Смотря на напарника с теплотой, для неё самой оставшейся совершенно незамеченной, от смеха Власова не удерживается. Видя эту заинтересованность, чувствуя не утаенную искренность, представляя его просмотр, переживаниями за героев охваченный.

— Какой ты лёгкий на уговоры! Мне б тебя в друзья лет… дцать назад, — на миг задумавшись, ввинчивает Власова, не то действительно не предполагая вот так, с ходу, сколько лет назад им со Стёпой стоило бы для успеха сдружиться, не то попросту чем-то неприличным сочтя озвучивание сейчас такой цифры, — в таком случае я, глядишь, попала бы всё-таки на показ в кино. Да и не просто так — а в какой-нибудь из премьерных дней.

— Ни за что не поверю, что тебе не с кем было сходить.

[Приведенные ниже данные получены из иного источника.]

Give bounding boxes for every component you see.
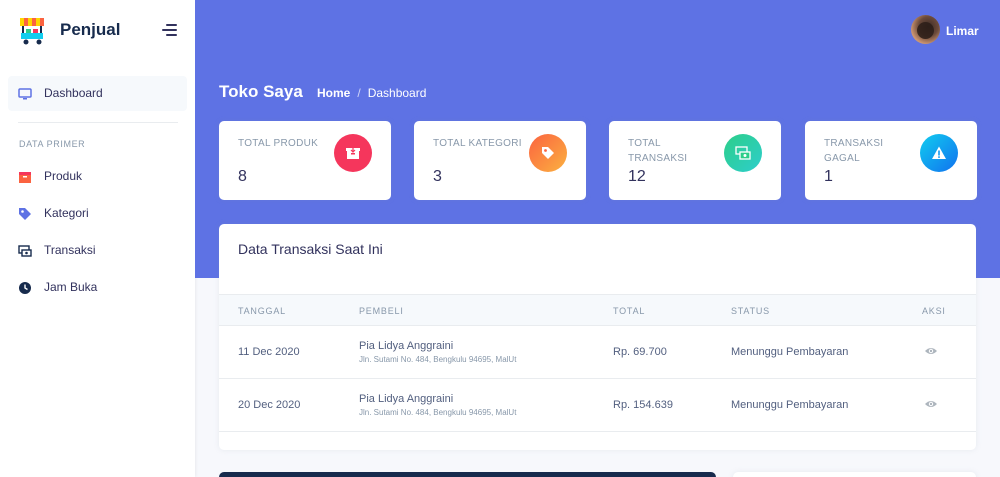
sidebar-divider	[18, 122, 178, 123]
sidebar-item-dashboard[interactable]: Dashboard	[8, 76, 187, 111]
money-transfer-icon	[18, 245, 32, 257]
avatar[interactable]	[911, 15, 940, 44]
stat-card-total-kategori: TOTAL KATEGORI 3	[414, 121, 586, 200]
sidebar-item-jam-buka[interactable]: Jam Buka	[8, 270, 187, 305]
cell-buyer: Pia Lidya Anggraini	[359, 393, 454, 405]
market-stall-icon	[20, 18, 44, 45]
sidebar-item-label: Kategori	[44, 206, 89, 220]
breadcrumb-current: Dashboard	[367, 86, 427, 100]
page-title: Toko Saya	[219, 82, 303, 101]
table-header: TANGGAL PEMBELI TOTAL STATUS AKSI	[219, 294, 976, 326]
breadcrumb: Home / Dashboard	[317, 86, 426, 100]
stat-card-total-transaksi: TOTAL TRANSAKSI 12	[609, 121, 781, 200]
archive-icon	[334, 134, 372, 172]
eye-icon[interactable]	[924, 346, 938, 356]
user-name[interactable]: Limar	[946, 24, 979, 38]
sidebar-item-transaksi[interactable]: Transaksi	[8, 233, 187, 268]
breadcrumb-home[interactable]: Home	[317, 86, 350, 100]
monitor-icon	[18, 88, 32, 100]
sidebar-item-label: Transaksi	[44, 243, 96, 257]
stat-title: TOTAL TRANSAKSI	[628, 138, 688, 164]
dark-card-partial	[219, 472, 716, 477]
stat-card-total-produk: TOTAL PRODUK 8	[219, 121, 391, 200]
sidebar: Penjual Dashboard DATA PRIMER Produk Kat…	[0, 0, 195, 477]
sidebar-item-label: Produk	[44, 169, 83, 183]
cell-buyer: Pia Lidya Anggraini	[359, 340, 454, 352]
stat-card-transaksi-gagal: TRANSAKSI GAGAL 1	[805, 121, 977, 200]
column-header-status: STATUS	[731, 306, 770, 316]
brand-name: Penjual	[60, 20, 121, 39]
sidebar-item-produk[interactable]: Produk	[8, 159, 187, 194]
menu-toggle-button[interactable]	[162, 24, 177, 36]
sidebar-section-heading: DATA PRIMER	[19, 139, 86, 149]
cell-address: Jln. Sutami No. 484, Bengkulu 94695, Mal…	[359, 408, 517, 417]
stat-value: 12	[628, 168, 646, 185]
stat-title: TOTAL KATEGORI	[433, 138, 522, 149]
eye-icon[interactable]	[924, 399, 938, 409]
sidebar-item-kategori[interactable]: Kategori	[8, 196, 187, 231]
transactions-card: Data Transaksi Saat Ini TANGGAL PEMBELI …	[219, 224, 976, 450]
sidebar-item-label: Dashboard	[44, 86, 103, 100]
tag-icon	[19, 208, 31, 220]
column-header-pembeli: PEMBELI	[359, 306, 404, 316]
cell-total: Rp. 69.700	[613, 346, 667, 358]
cell-address: Jln. Sutami No. 484, Bengkulu 94695, Mal…	[359, 355, 517, 364]
sidebar-item-label: Jam Buka	[44, 280, 98, 294]
warning-icon	[920, 134, 958, 172]
column-header-total: TOTAL	[613, 306, 646, 316]
clock-icon	[19, 282, 31, 294]
stat-title: TRANSAKSI GAGAL	[824, 138, 884, 164]
stat-value: 8	[238, 168, 247, 185]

— То не с кем, то некогда, — с лёгкой грустью пожимает плечами Маргарита. — Одногруппницы вместо пар ни раз предлагали сходить — билеты в это время дешевле, вдвойне заманчивое предложение получалось. Но я из академа в тот год только вышла — лишних хвостов и пропусков не хотелось. Да и проблемы с зав.кафедрой были совершенно не нужны — у нас с ней и так складывались весьма напряжённые отношения, — отмечает Власова, припоминая ту дамочку, что невзлюбила её при первой же встрече — когда молоденький преподаватель с широчайшей улыбкой отмахивался от извинений налетевшей на него тогда ещё абитуриентки, справлялся о том, не ушиблась ли она сама, а после и вовсе вызвался проводить до нужного кабинета. — Подружка к тому моменту уже сходила на фильм со своим ухажёром… Мне, конечно, предлагал свою кандидатуру один настойчивый парень, но он куда больше на продолжение вечера рассчитывал, нежели на совместный поход в кино. Нет, я и бы одна сходила, — словно бы прочитав в глазах Данилова ещё толком не успевший сформулироваться вопрос, отзывается Маргарита. — Но днём я из-за пар не могла, а вечерами либо работала, либо билетов уже не оставалось. Плюс Никита. Это сейчас ему двадцать четыре, он самодостаточный парень и готовится к свадьбе. А тогда ему было два, он любил капризничать и совершенно не желал надолго оставаться без меня.

**

Вечер вступает в свои права лёгкой прохладой, совершенно не вызывающей раздражения, такой логичной, но пока словно бы и не замечаемой ещё даже полумглой и буквально ощущаемым всеми клеточками тела умиротворением. Всё вокруг как будто выдыхает после рабочего дня, расправляет крылья лёгкости и мчит навстречу любимым, планам и простому спокойствию. Такому прельщающему, такому необходимому. Заслуженному.

Расслабляется и Маргарита. Отдаёт руль в руки Данилова (и не важно, что это его было решение, под возможность апелляции не попадающее, и его же маршрут у них сейчас под колёсами… и вообще машина — его), опускает голову на упирающуюся в дверцу руку и ненадолго даже глаза прикрывает. Словно бы подремать собираясь, совершенно точно минутами «не за что не отвечания» наслаждаясь. Порой ведь это так необходимо — просто сидеть, ни о чём не беспокоиться, не следить за дорогой, ни о чём не задумываться…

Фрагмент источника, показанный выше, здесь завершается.